The limited intake of animal foods and fats from animal sources, which characterises the Mediterranean diet, may also contribute to its favourable role in pancreatic cancer, although the evidence of the role of animal foods other than meat, including milk and dairy products, eggs, and fish, and of (saturated) fats on this nepolasm, is limited and inconsistent (World Cancer Research Fund and American Institute for Cancer Research, 2007; Hart et al, 2008).

Finally, heavy – but not low/moderate – alcohol intake has been associated with an increased pancreatic cancer risk (Tramacere et al, 2010; Genkinger et al, 2011; Lucenteforte et al, 2012). Thus, the regular but moderate consumption of wine mainly during meals, characteristic of the Mediterranean diet, is not an unfavourable indicator of pancreatic cancer.

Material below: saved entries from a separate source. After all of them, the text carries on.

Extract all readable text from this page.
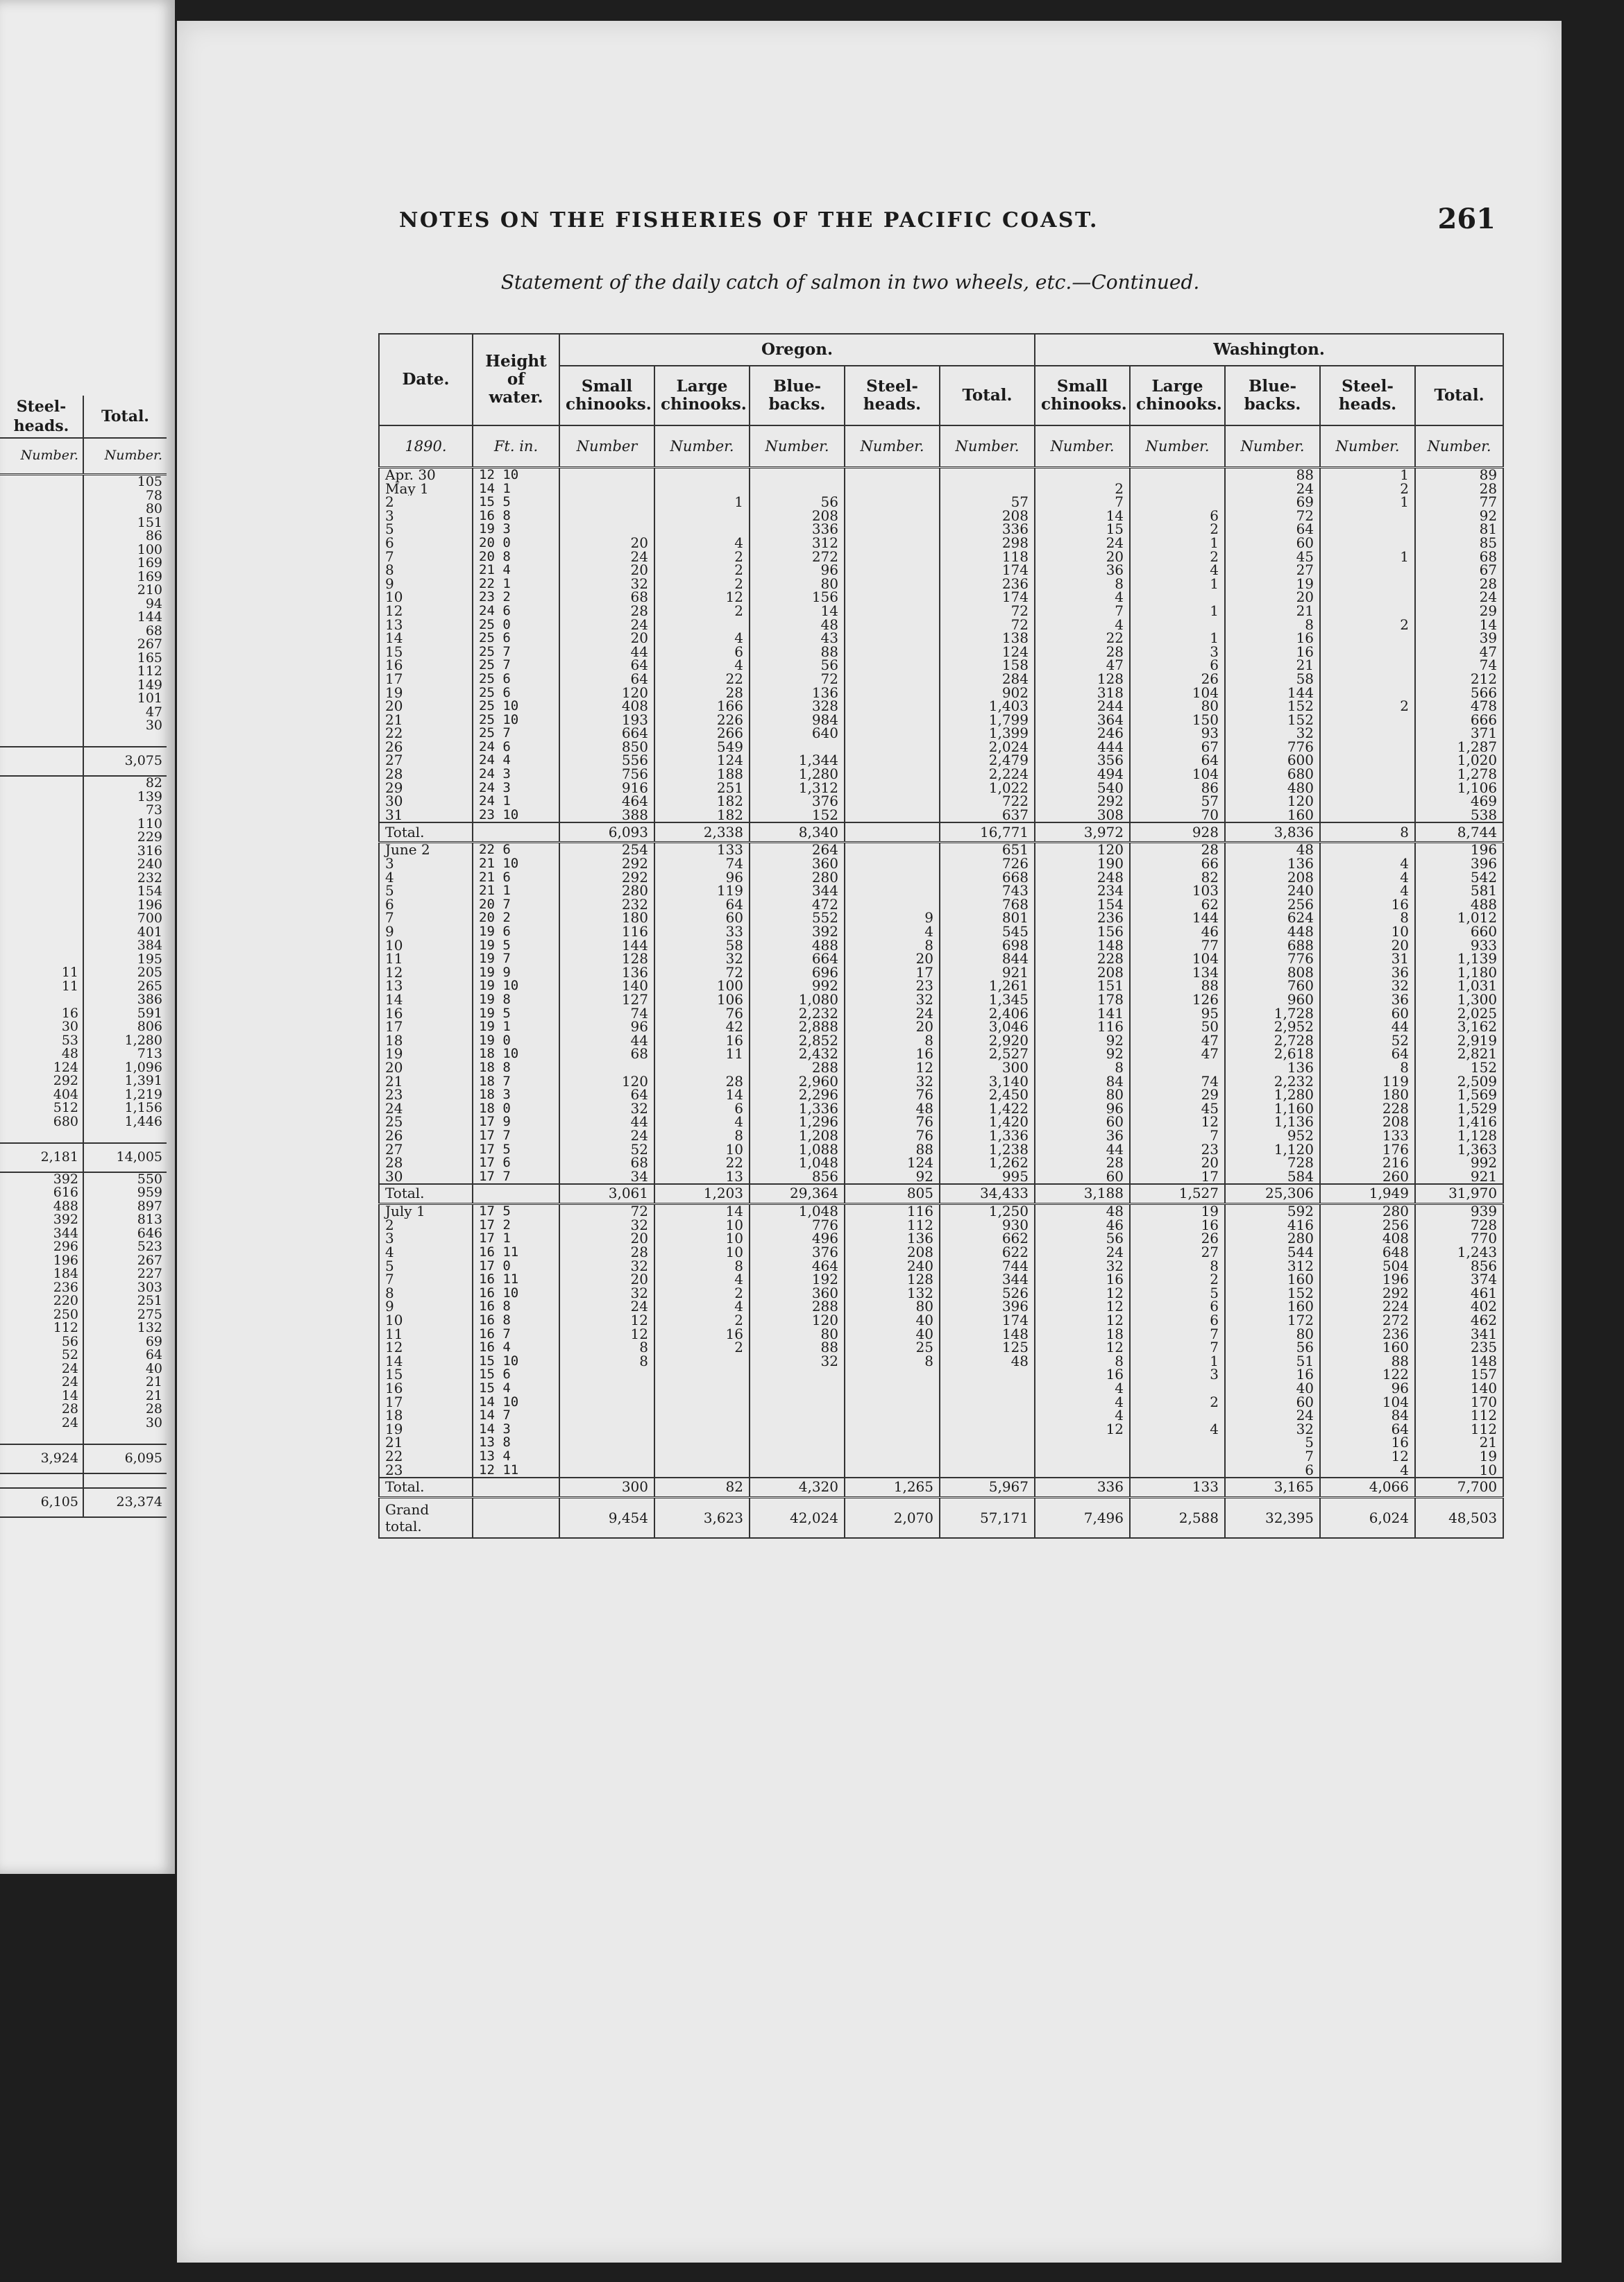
Steel- heads.	Total.
Number.	Number.
	105
	78
	80
	151
	86
	100
	169
	169
	210
	94
	144
	68
	267
	165
	112
	149
	101
	47
	30

	3,075
	82
	139
	73
	110
	229
	316
	240
	232
	154
	196
	700
	401
	384
	195
11	205
11	265
	386
16	591
30	806
53	1,280
48	713
124	1,096
292	1,391
404	1,219
512	1,156
680	1,446

2,181	14,005
392	550
616	959
488	897
392	813
344	646
296	523
196	267
184	227
236	303
220	251
250	275
112	132
56	69
52	64
24	40
24	21
14	21
28	28
24	30

3,924	6,095

6,105	23,374
NOTES ON THE FISHERIES OF THE PACIFIC COAST.	261
Statement of the daily catch of salmon in two wheels, etc.—Continued.
Date.	Height of water.	Oregon.					Washington.				
		Small chinooks.	Large chinooks.	Blue-backs.	Steel-heads.	Total.	Small chinooks.	Large chinooks.	Blue-backs.	Steel-heads.	Total.
1890.	Ft. in.	Number	Number.	Number.	Number.	Number.	Number.	Number.	Number.	Number.	Number.
Apr. 30	12 10								88	1	89
May 1	14 1						2		24	2	28
2	15 5		1	56		57	7		69	1	77
3	16 8			208		208	14	6	72		92
5	19 3			336		336	15	2	64		81
6	20 0	20	4	312		298	24	1	60		85
7	20 8	24	2	272		118	20	2	45	1	68
8	21 4	20	2	96		174	36	4	27		67
9	22 1	32	2	80		236	8	1	19		28
10	23 2	68	12	156		174	4		20		24
12	24 6	28	2	14		72	7	1	21		29
13	25 0	24		48		72	4		8	2	14
14	25 6	20	4	43		138	22	1	16		39
15	25 7	44	6	88		124	28	3	16		47
16	25 7	64	4	56		158	47	6	21		74
17	25 6	64	22	72		284	128	26	58		212
19	25 6	120	28	136		902	318	104	144		566
20	25 10	408	166	328		1,403	244	80	152	2	478
21	25 10	193	226	984		1,799	364	150	152		666
22	25 7	664	266	640		1,399	246	93	32		371
26	24 6	850	549			2,024	444	67	776		1,287
27	24 4	556	124	1,344		2,479	356	64	600		1,020
28	24 3	756	188	1,280		2,224	494	104	680		1,278
29	24 3	916	251	1,312		1,022	540	86	480		1,106
30	24 1	464	182	376		722	292	57	120		469
31	23 10	388	182	152		637	308	70	160		538
Total.		6,093	2,338	8,340		16,771	3,972	928	3,836	8	8,744
June 2	22 6	254	133	264		651	120	28	48		196
3	21 10	292	74	360		726	190	66	136	4	396
4	21 6	292	96	280		668	248	82	208	4	542
5	21 1	280	119	344		743	234	103	240	4	581
6	20 7	232	64	472		768	154	62	256	16	488
7	20 2	180	60	552	9	801	236	144	624	8	1,012
9	19 6	116	33	392	4	545	156	46	448	10	660
10	19 5	144	58	488	8	698	148	77	688	20	933
11	19 7	128	32	664	20	844	228	104	776	31	1,139
12	19 9	136	72	696	17	921	208	134	808	36	1,180
13	19 10	140	100	992	23	1,261	151	88	760	32	1,031
14	19 8	127	106	1,080	32	1,345	178	126	960	36	1,300
16	19 5	74	76	2,232	24	2,406	141	95	1,728	60	2,025
17	19 1	96	42	2,888	20	3,046	116	50	2,952	44	3,162
18	19 0	44	16	2,852	8	2,920	92	47	2,728	52	2,919
19	18 10	68	11	2,432	16	2,527	92	47	2,618	64	2,821
20	18 8			288	12	300	8		136	8	152
21	18 7	120	28	2,960	32	3,140	84	74	2,232	119	2,509
23	18 3	64	14	2,296	76	2,450	80	29	1,280	180	1,569
24	18 0	32	6	1,336	48	1,422	96	45	1,160	228	1,529
25	17 9	44	4	1,296	76	1,420	60	12	1,136	208	1,416
26	17 7	24	8	1,208	76	1,336	36	7	952	133	1,128
27	17 5	52	10	1,088	88	1,238	44	23	1,120	176	1,363
28	17 6	68	22	1,048	124	1,262	28	20	728	216	992
30	17 7	34	13	856	92	995	60	17	584	260	921
Total.		3,061	1,203	29,364	805	34,433	3,188	1,527	25,306	1,949	31,970
July 1	17 5	72	14	1,048	116	1,250	48	19	592	280	939
2	17 2	32	10	776	112	930	46	16	416	256	728
3	17 1	20	10	496	136	662	56	26	280	408	770
4	16 11	28	10	376	208	622	24	27	544	648	1,243
5	17 0	32	8	464	240	744	32	8	312	504	856
7	16 11	20	4	192	128	344	16	2	160	196	374
8	16 10	32	2	360	132	526	12	5	152	292	461
9	16 8	24	4	288	80	396	12	6	160	224	402
10	16 8	12	2	120	40	174	12	6	172	272	462
11	16 7	12	16	80	40	148	18	7	80	236	341
12	16 4	8	2	88	25	125	12	7	56	160	235
14	15 10	8		32	8	48	8	1	51	88	148
15	15 6						16	3	16	122	157
16	15 4						4		40	96	140
17	14 10						4	2	60	104	170
18	14 7						4		24	84	112
19	14 3						12	4	32	64	112
21	13 8								5	16	21
22	13 4								7	12	19
23	12 11								6	4	10
Total.		300	82	4,320	1,265	5,967	336	133	3,165	4,066	7,700
Grand total.		9,454	3,623	42,024	2,070	57,171	7,496	2,588	32,395	6,024	48,503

More than on single dietary aspects, however, the interest of this study has to be related to the strong inverse relationship between pancreatic cancer and the combination of various food items into a priori-defined scores that take into consideration the synergistic effects or interactions of foods and nutrients characteristic of the Mediterranean diet. Thus, the combination of the favourable fatty acid profile, high fibre content, antioxidants and phytochemicals typical of the Mediterranean diet, and their synergistic effect appear to have a beneficial role on pancreatic, as on other cancers (Trichopoulou et al, 2000; Bosetti et al, 2003; Pelucchi et al, 2009; Buckland et al, 2010; Verberne et al, 2010; Couto et al, 2011; Buckland et al, 2013; Giacosa et al, 2013).

With reference to possible sources of bias inherent to case–control studies, in order to reduce any potential information bias, the questionnaires were administered to both cases and controls by the same interviewers, under similar condition. Dietary habits of hospital-controls may be different from those of the general population, but we paid attention to exclude from the control group all diagnoses associated with long-term dietary modifications. Potential recall bias should be limited, given the limited appreciation by the Italian population of a link between diet and pancreatic cancer risk at the time of interview. To reduce any possible dietary modification bias due to the recent cancer diagnosis, we asked for habitual dietary habits before cancer diagnosis, although diet could have changed before owing to subclinical disease. Among the limitations of the study is the short dietary questionnaire of the first study. However, the consistency of the results in the two studies, conducted in different calendar periods and using different dietary questionnaires gives further support to the finding of a beneficial role of the Mediterranean diet on pancreatic cancer. Among the strengths of the study are the relatively large sample size, the almost complete participation of cases and controls, the comparable catchment areas of study subjects, and the accurate control for major recognised risk factors for pancreatic cancer. As other healthy behaviours may be associated with a better diet, unaccounted confounding could partly explain the observed inverse association. The major strength of the study is the application of a priori and independently developed Mediterranean scores to a population with a considerable variability with respect to these scores, while other studies on the issue were conducted in non-Mediterranean populations. The comparability of the results obtained from a simple intuitive score (MDS) adopted in various previous epidemiological studies and from two other more complex a priori scores (MDP and MAI) proposed to evaluate the adherence to the Mediterranean diet also supports our findings of a beneficial role of the Mediterranean diet on pancreatic cancer.